Interval Joins for Big Data
- Author(s): Carman, Jr., Eldon Preston
- Advisor(s): Tsotras, Vassilis J
- et al.
The main part of this dissertation considers how to scale interval join queries. To provide scalable query processing for such joins, we adapted five recently published overlapping interval join algorithms and modified them to work in a shared-nothing big data management system (AsterixDB) under a memory budget. We developed a cost model for each algorithm to predict when an algorithm will spill to disk (run out of memory). Our experimental evaluation shows that the cost models are accurate and can be used to pick the most efficient algorithm for the given input data. The adapted interval join algorithms are shown to scale for large datasets using both synthetic and real datasets. Finally, we further adapt these algorithms to support several new types of interval joins, specifically overlap and contains, as defined by Allen's interval algebra. We detail how to abstract the memory management from these algorithms.

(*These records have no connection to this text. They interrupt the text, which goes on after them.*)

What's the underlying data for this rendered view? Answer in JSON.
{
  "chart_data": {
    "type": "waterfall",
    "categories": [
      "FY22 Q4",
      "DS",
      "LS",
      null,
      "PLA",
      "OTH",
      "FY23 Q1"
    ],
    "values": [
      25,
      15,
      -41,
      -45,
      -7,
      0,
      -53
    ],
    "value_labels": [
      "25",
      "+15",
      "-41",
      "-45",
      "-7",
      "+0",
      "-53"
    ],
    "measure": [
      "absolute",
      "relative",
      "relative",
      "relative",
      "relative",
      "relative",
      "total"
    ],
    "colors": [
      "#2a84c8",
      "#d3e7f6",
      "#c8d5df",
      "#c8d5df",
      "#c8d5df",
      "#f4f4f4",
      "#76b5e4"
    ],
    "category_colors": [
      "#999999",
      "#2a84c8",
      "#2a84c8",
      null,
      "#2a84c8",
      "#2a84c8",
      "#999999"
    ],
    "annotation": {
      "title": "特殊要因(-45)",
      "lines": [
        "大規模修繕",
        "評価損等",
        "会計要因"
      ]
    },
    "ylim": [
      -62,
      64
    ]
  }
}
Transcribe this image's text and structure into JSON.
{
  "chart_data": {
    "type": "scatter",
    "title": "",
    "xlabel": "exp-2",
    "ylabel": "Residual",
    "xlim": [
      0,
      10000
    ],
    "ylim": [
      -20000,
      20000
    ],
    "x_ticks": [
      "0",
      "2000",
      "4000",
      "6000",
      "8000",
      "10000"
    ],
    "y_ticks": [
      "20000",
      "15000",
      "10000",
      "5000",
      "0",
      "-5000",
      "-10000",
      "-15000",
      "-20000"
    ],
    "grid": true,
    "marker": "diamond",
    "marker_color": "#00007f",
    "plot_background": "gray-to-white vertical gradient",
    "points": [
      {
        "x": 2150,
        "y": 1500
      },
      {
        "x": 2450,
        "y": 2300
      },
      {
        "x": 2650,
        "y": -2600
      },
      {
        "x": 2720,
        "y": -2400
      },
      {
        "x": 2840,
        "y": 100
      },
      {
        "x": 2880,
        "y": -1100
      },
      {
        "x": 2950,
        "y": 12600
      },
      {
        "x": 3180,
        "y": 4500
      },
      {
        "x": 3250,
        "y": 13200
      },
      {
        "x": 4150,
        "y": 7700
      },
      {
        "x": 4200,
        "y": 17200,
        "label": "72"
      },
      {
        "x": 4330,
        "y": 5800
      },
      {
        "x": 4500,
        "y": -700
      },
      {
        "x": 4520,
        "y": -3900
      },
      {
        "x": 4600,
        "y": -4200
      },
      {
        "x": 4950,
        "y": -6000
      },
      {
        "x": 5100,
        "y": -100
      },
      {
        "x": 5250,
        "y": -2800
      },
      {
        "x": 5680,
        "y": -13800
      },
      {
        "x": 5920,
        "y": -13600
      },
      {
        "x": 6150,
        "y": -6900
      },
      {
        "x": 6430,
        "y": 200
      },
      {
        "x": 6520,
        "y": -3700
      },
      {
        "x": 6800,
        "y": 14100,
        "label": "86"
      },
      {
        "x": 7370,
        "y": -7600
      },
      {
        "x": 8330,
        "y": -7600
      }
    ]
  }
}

As a by-product we also implemented a scalable parallel processor, namely Apache VXQuery, that extends a stack consisting of Hyracks, a parallel execution engine, and Algebricks, a language-agnostic compiler toolbox. VXQuery provides an implementation of the XQuery specifics (data model, data-model dependent functions and optimizations, and a parser). We describe the architecture of Apache VXQuery, its integration with Hyracks and Algebricks, and the XQuery optimization rules applied to the query plan to improve path expression efficiency and to enable query parallelism. An experimental evaluation using a real 500GB dataset with various XML selection, aggregation, and join queries shows that Apache VXQuery performs well both in terms of scale-up and speed-up.